Last weekend we witnessed the good, the bad and the ugly that came with TNT exporting its announcers for coverage of March Madness. Read on to see how we graded each new broadcaster.
Marv Albert: A
Yus! Albert’s job as a play-by-play man is easier than a color guy and a studio analyst because he mostly just gets to describe what’s happening in front of him, but it was clear last weekend why Albert has won five Emmy Awards for his work. The man is a chameleon and you wouldn’t have known he’s spent over 40 years calling mostly NBA games from listening to his broadcasts from Tulsa, OK.
It might not have been a Gus Johnson call, but Albert provided a great play-by-play of Derrick Williams’ Superman act at the end of the Texas game on Sunday.
Craig Sager: A
Sager has become nothing more than a court jester at TNT and the only thing we can really grade him on is the absurdity of his suits. Well, Sager brought his “A” game to Friday’s NCAA tournament games, showing up in the same pink plaid blazer that Kevin Garnett once told him he should burn.
Pace yourself, Craig.
Steve Kerr: A-
Talk about pressure: Not only did Kerr have to prove himself worthy of calling the Final Four broadcast with Jim Nantz and Clark Kellogg, he also had to stay unbiased while calling games of his alma mater, Arizona. He passed both tests with flying colors.
It probably didn’t hurt that Kerr had a built-in advantage since he got to call the games of a team he already follows, but he was very knowledgeable and frequently referenced games earlier in the season – always a plus. He gets docked only slightly for calling the Big 12 the Big 10 during the Kansas-Illinois game and admitting at the end of the Texas-Arizona game he wasn’t sure about a rule on the college level.
Ernie Johnson: B+
It’s hard to be too hard on Ernie because CBS made the absurd decision to put him and Greg Gumbel on the set at the same time, which led to several awkward moments and Gumbel losing his bearings when he accidentally called CBS “ESPN.”

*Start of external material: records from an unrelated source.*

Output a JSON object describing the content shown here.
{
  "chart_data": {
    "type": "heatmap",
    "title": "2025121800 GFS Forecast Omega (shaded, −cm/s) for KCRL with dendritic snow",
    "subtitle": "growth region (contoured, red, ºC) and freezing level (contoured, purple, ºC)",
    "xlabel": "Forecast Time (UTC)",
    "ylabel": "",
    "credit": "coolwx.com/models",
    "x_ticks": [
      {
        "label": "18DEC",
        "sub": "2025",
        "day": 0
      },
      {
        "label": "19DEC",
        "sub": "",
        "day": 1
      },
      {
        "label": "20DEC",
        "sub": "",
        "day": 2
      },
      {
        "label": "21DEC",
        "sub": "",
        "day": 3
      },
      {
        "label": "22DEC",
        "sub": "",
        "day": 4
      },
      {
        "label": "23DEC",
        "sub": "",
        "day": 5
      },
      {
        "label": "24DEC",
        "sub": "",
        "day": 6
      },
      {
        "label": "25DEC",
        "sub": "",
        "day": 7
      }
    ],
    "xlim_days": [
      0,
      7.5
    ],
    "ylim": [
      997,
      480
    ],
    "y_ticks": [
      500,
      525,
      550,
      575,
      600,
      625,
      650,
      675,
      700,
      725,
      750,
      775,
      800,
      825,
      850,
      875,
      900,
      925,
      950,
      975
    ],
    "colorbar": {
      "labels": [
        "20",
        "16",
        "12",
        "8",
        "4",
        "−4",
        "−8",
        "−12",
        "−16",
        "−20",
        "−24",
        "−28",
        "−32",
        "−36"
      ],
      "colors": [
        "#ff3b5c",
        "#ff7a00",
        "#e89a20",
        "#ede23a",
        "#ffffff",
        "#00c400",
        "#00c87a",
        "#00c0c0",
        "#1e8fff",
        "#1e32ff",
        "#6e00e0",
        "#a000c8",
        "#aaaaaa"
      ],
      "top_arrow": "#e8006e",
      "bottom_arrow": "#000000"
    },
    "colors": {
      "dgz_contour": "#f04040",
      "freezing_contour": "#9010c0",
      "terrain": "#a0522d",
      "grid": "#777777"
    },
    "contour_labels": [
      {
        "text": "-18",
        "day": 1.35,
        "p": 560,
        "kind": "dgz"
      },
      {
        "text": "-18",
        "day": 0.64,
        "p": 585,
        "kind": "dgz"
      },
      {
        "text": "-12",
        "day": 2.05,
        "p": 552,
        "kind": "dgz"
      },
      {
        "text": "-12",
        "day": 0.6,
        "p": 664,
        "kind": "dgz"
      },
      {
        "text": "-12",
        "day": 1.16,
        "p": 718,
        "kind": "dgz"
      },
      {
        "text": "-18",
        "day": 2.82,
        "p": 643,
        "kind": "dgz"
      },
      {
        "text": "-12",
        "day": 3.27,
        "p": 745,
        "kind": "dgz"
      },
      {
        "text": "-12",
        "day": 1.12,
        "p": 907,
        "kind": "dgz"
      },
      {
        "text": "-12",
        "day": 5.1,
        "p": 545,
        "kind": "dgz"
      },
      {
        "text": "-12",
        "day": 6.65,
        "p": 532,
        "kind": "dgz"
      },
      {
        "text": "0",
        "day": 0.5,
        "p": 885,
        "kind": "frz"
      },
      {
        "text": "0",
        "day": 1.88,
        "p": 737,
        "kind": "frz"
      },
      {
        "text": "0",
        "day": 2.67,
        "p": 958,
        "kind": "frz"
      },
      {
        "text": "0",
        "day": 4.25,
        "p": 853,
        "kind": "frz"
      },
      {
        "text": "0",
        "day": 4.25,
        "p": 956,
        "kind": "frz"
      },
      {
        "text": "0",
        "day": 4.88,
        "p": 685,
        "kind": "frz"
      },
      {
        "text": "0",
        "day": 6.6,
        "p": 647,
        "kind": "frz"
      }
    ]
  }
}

Like Albert, Johnson is a consummate pro who has done it all during his broadcasting career and handled March Madness in stride. But it’s hard to give him a higher mark considering the awkward set-up and his TNT sidekicks consistently letting him down.
Reggie Miller: B
Miller also had a leg up as he was paired up with Kevin Harlan, who has broadcast the tournament for years and also works with Miller on TNT’s NBA coverage. Miller had some good moments, like saying Jordan Taylor needed to step up if Wisconsin wanted to beat Kansas State right before the Badger hit a monster 3-pointer and getting very animated during the double-overtime game between San Diego State and Temple.
But a straight-shooting announcer isn’t nearly as effective when he seems unsure of himself, and Miller often stumbled on words and names most likely due to his unfamiliarity with the teams and players (Note to Reggie: It’s Jamar Samuels not “Jamar Sandals”).
Charles Barkley: C
Let’s be clear: Charles Barkley was brought onto the CBS set to provide entertainment, not analysis. And he still provided some great comedy by calling the Big East the “Itty Bitty East” (a conference he said even before the tournament started was way overrated) and ripping Louisville for destroying his bracket with Rick Pitino sitting right next to him.

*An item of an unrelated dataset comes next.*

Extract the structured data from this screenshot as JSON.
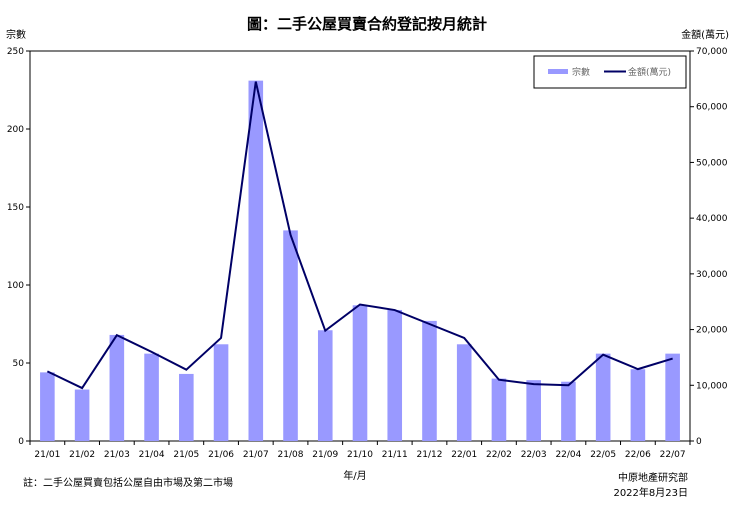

Barkley would be great if they cut to him every once in awhile for a comedic riff but replacing Sports Illustrated’s Seth Davis – who covers the sport year round and has consistently done a good job for CBS – on the primary set? That’s just tragic. Barkley consistently referred to players as “the kid from (fill in school)” and showed no knowledge of the teams he was discussing.

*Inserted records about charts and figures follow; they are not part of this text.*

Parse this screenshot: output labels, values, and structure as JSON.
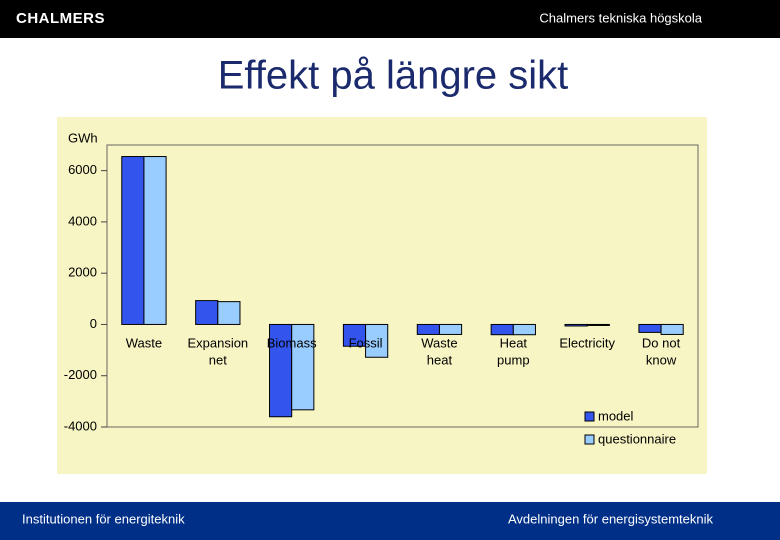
{
  "header": {
    "logo": "CHALMERS",
    "school": "Chalmers tekniska högskola"
  },
  "slide_title": "Effekt på längre sikt",
  "footer": {
    "left": "Institutionen för energiteknik",
    "right": "Avdelningen för energisystemteknik"
  },
  "chart_data": {
    "type": "bar",
    "y_label": "GWh",
    "categories": [
      "Waste",
      "Expansion\nnet",
      "Biomass",
      "Fossil",
      "Waste\nheat",
      "Heat\npump",
      "Electricity",
      "Do not\nknow"
    ],
    "series": [
      {
        "name": "model",
        "color": "#3355ee",
        "values": [
          6550,
          930,
          -3600,
          -850,
          -390,
          -400,
          -60,
          -310
        ]
      },
      {
        "name": "questionnaire",
        "color": "#99ccff",
        "values": [
          6550,
          890,
          -3330,
          -1280,
          -390,
          -400,
          0,
          -390
        ]
      }
    ],
    "ylim": [
      -4000,
      7000
    ],
    "yticks": [
      -4000,
      -2000,
      0,
      2000,
      4000,
      6000
    ],
    "grid": false,
    "legend": "bottom-right"
  }
}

And as pointed out by Chris Chase over at “The Dagger,” CBS failed at recreating the chemistry over at TNT by obsessively showing Barkley’s terrible bracket. Even worse, Barkley’s schtick that works so well at TNT instead came across like he was completely disinterested in the games last weekend.
Kenny Smith: D-
We hate to be so hard on Smith since he’s great at TNT and was nothing but nice to us last week during our Q&A with “The Jet.” But his work on March Madness so far has been a complete crash landing, starting when he called Xavier guard Tu Holloway “Tu Holliday” on Selection Sunday.
Smith seems as unprepared as Sir Charles – which is a problem when you are supposed to be the insightful analyst – and looks intimated sitting next to analyst Greg Anthony, who has transformed into an excellent college basketball analyst in just a little over two years on the job. As Anthony rattled off names and insight, Smith looked like he wished he could crawl under a rock.
Case in point: After Kentucky’s win over West Virginia on Saturday, Anthony pointed out that the Wildcats were able to come back from an eight-point halftime deficit because they made an adjustment to put their best defender, DeAndre Liggins, on a red-hot Joe Mazzulla – an excellent analysis that wouldn’t show up in the box score and wasn’t mentioned during the telecast.
Smith’s response? (Paraphrasing) “Can you believe these Kentucky freshmen were on the couch watching this tournament eight months ago?”